West African music perks up Lake Placid Elementary

Theresa Hartford is center stage Friday in the Lake Placid Elementary School gym playing a West African drum in front of Yunga Webb, left, Seny Daffe, middle, and her husband Dian Oury Bah. Daffe and Bah are originally from the West African country of Guinea. (Enterprise photo — Andy Flynn)

LAKE PLACID — The Lake Placid Elementary School gymnasium Friday morning was filled with the rhythmic sounds of West African music — drumming and singing — as students, faculty and staff listened and danced to songs from four musicians.

Dian Oury Bah — master drummer and musical director of Badenyah Drum & Dance — was playing drums with his wife, Theresa Hartford, and longtime friend Seny Daffe, a Burlington, Vermont, resident who taught drumming in the African dance company Jeh Kulu. Bah and Daffe are originally from Guinea on the West African coast.

And Hartford?

“Maine,” she told the LPES students in grades 3 through 5.

Hartford and Bah currently live in Saranac Lake.

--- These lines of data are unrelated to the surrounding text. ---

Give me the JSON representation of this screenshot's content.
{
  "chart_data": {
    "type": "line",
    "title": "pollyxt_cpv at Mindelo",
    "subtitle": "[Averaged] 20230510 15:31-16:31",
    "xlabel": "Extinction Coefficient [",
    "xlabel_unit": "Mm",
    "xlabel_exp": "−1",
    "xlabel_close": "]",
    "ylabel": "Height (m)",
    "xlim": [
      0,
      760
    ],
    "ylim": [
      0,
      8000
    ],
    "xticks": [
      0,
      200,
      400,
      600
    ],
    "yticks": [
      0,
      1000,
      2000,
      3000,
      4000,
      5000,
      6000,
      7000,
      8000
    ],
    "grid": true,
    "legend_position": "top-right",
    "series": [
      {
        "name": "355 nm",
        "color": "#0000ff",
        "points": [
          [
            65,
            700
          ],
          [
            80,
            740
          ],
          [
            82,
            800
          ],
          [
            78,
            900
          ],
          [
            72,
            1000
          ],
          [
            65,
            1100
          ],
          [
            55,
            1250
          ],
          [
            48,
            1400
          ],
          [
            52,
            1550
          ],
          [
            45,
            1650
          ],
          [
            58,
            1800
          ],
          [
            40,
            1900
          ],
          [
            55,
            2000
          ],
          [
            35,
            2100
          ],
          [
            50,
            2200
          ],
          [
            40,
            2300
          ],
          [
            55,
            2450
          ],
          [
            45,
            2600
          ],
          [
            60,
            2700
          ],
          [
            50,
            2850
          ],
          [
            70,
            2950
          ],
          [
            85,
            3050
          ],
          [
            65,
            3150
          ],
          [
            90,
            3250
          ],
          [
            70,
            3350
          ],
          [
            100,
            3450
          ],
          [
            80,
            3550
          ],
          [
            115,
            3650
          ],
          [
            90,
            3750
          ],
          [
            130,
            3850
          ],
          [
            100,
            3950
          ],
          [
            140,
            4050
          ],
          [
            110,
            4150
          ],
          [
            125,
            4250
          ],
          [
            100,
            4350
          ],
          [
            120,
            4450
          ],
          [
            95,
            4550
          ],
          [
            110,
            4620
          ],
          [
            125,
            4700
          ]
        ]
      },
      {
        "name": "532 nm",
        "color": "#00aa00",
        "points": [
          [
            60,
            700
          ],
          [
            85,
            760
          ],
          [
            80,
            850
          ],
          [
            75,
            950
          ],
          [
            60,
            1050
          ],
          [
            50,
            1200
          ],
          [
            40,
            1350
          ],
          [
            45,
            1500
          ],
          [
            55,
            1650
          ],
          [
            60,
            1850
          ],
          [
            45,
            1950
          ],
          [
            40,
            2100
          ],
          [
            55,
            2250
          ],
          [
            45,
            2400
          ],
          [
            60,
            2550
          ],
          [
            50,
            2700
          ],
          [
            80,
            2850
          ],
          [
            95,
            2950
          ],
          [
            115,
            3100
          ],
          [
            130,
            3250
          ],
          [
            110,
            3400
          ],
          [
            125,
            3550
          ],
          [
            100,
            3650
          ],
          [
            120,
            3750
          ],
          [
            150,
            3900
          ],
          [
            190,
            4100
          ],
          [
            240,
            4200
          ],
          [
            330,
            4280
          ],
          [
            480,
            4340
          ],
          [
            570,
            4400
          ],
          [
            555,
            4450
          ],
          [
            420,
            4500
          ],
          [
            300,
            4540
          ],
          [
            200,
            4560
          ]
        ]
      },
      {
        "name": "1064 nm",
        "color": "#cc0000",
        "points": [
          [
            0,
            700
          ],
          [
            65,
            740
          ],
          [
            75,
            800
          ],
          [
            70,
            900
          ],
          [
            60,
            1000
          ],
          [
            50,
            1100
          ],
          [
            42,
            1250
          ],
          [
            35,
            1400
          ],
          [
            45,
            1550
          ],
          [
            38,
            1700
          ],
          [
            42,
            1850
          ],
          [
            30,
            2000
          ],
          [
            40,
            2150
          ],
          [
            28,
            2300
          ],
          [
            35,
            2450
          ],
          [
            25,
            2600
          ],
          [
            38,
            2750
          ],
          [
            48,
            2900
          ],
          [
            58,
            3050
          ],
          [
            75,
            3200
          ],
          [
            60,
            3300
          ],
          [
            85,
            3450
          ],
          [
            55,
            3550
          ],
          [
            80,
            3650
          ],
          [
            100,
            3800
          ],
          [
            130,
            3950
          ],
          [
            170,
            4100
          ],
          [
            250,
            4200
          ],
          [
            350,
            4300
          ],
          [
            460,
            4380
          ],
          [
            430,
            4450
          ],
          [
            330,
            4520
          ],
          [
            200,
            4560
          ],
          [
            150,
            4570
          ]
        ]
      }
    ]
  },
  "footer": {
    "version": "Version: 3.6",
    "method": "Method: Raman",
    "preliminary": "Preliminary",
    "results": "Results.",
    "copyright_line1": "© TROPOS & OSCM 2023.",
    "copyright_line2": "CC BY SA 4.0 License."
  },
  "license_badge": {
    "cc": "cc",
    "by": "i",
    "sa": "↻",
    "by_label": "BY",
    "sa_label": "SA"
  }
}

From left, North Country School Director of Diversity, Equity and Inclusion Yunga Webb speaks to Lake Placid Elementary School students Friday morning prior to a West African drumming performance by Theresa Hartford, Dian Oury Bah and Seny Daffe. Bah and Daffe are originally from the West African country of Guinea. (Enterprise photo — Andy Flynn)

The fourth musician, singer Yunga Webb, is originally from Las Vegas, Nevada, and is currently the director of diversity, equity and inclusion at North Country School and Camp Treetops in Lake Placid.

“I like teaching kids,” Daffe said after the second assembly. The first performance was for students in kindergarten through grade 2, the second for grades 3 to 5.

“Seny is an incredible dancer and dance teacher,” Hartford said. “He’s been in demand all up and down the coast at different dance conferences. We’re lucky to have him here today.”

The troupe performed on a variety of West African drums, the most popular being the djembe, which looks like a large goblet. The other three drums are part of a set — from larger size to smallest — the dunun (also spelled dundun or doundoun), sangban and kenkeni. Webb taught the students some West African dance moves and a traditional song she learned from her mother.

Asked what she likes the most about performing West African music, Hartford said, “It’s my husband’s culture, so it’s very important to us to continue the West African culture for him and for our child. You can’t replicate the energy and the love that you get from West African dance. It’s just hard to replicate. There’s nothing that compares to it for me.”